American comics artist (born 1958)

Michael Davis (born April 29, 1958) is an American comics artist, writer, and one of the co-founders of Milestone Media.

== Career ==
Davis entered the comics industry in the late 1980s through authoring an advice column for the Comic Buyer's Guide. Around this time he also founded Bad Boy Studios to mentor younger creators. In 1989, he collaborated as an artist with Tim Conrad on the series Etc. for DC Comics' Piranha Press.

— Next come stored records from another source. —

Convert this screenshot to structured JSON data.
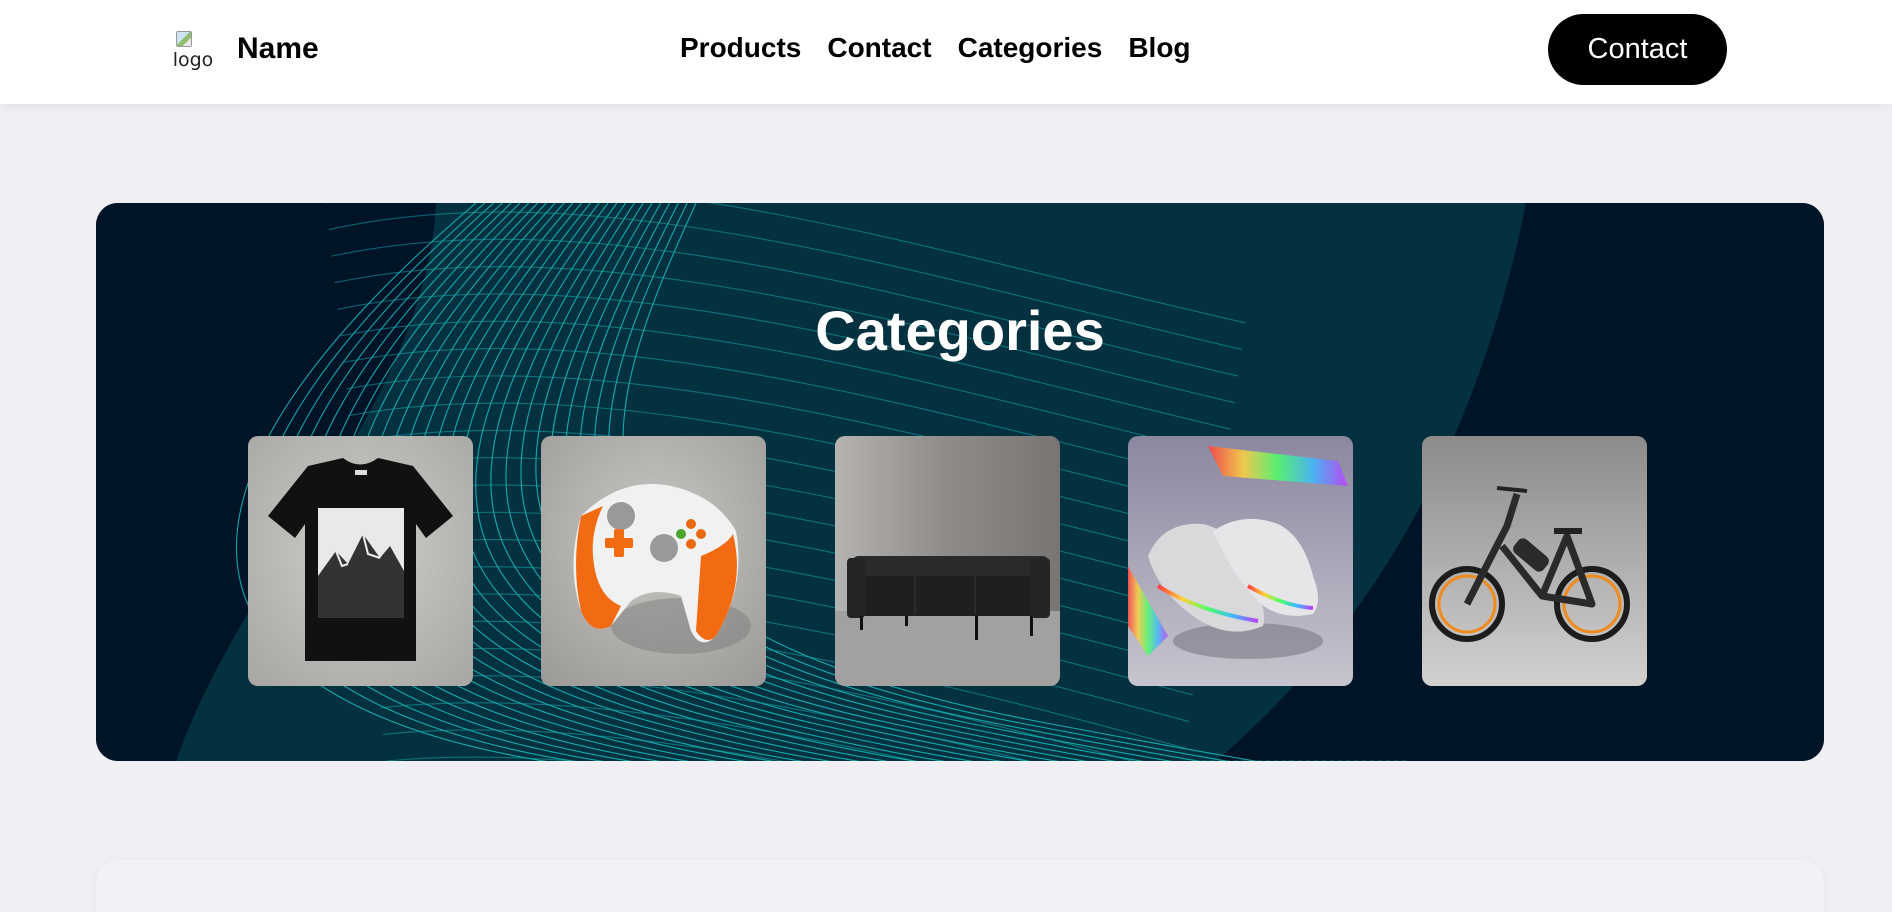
{
  "header": {
    "logo_alt": "logo",
    "brand_name": "Name",
    "nav": [
      "Products",
      "Contact",
      "Categories",
      "Blog"
    ],
    "cta_label": "Contact"
  },
  "hero": {
    "title": "Categories",
    "categories": [
      {
        "icon": "tshirt-image"
      },
      {
        "icon": "game-controller-image"
      },
      {
        "icon": "sofa-image"
      },
      {
        "icon": "sneakers-image"
      },
      {
        "icon": "ebike-image"
      }
    ]
  },
  "colors": {
    "hero_dark": "#001428",
    "hero_teal": "#04313f",
    "line_cyan": "#19d3d3",
    "button_black": "#000000",
    "page_bg": "#efeff4"
  }
}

In 1992, Davis co-founded Milestone Media, a company focused on creating black superheroes, founding it alongside Dwayne McDuffie, Denys Cowan, and Derek T. Dingle. Davis contributed to the creation of characters including Hardware, Static, Icon, and the Blood Syndicate, but focused more on the business side of the venture, with Dingle.

After leaving Milestone in 1994, he launched Motown Machine Works, where he was joined by Cowan. He served as president/CEO of Motown Animation & Filmworks but left in 1996. He was also President of Animation for Magic Johnson Entertainment. In 2006 he created The Guardian Line comic for Urban Ministries. He has written regular columns for the website ComicMix and "From the Edge" for Bleeding Cool. Davis was inducted into The Harvey Awards Hall Of Fame.

== The Black Panel ==
Michael Davis started the Black Panel, a mix of Black and non-Black members of the entertainment industry, at San Diego Comic-Con in 1997. Comics are one of the essential parts of the panel.

On April 11, 2025, Michael Davis participated in a 90-minute live interview about The Black Panel and himself, conducted at the Zennie62 YouTube Channel.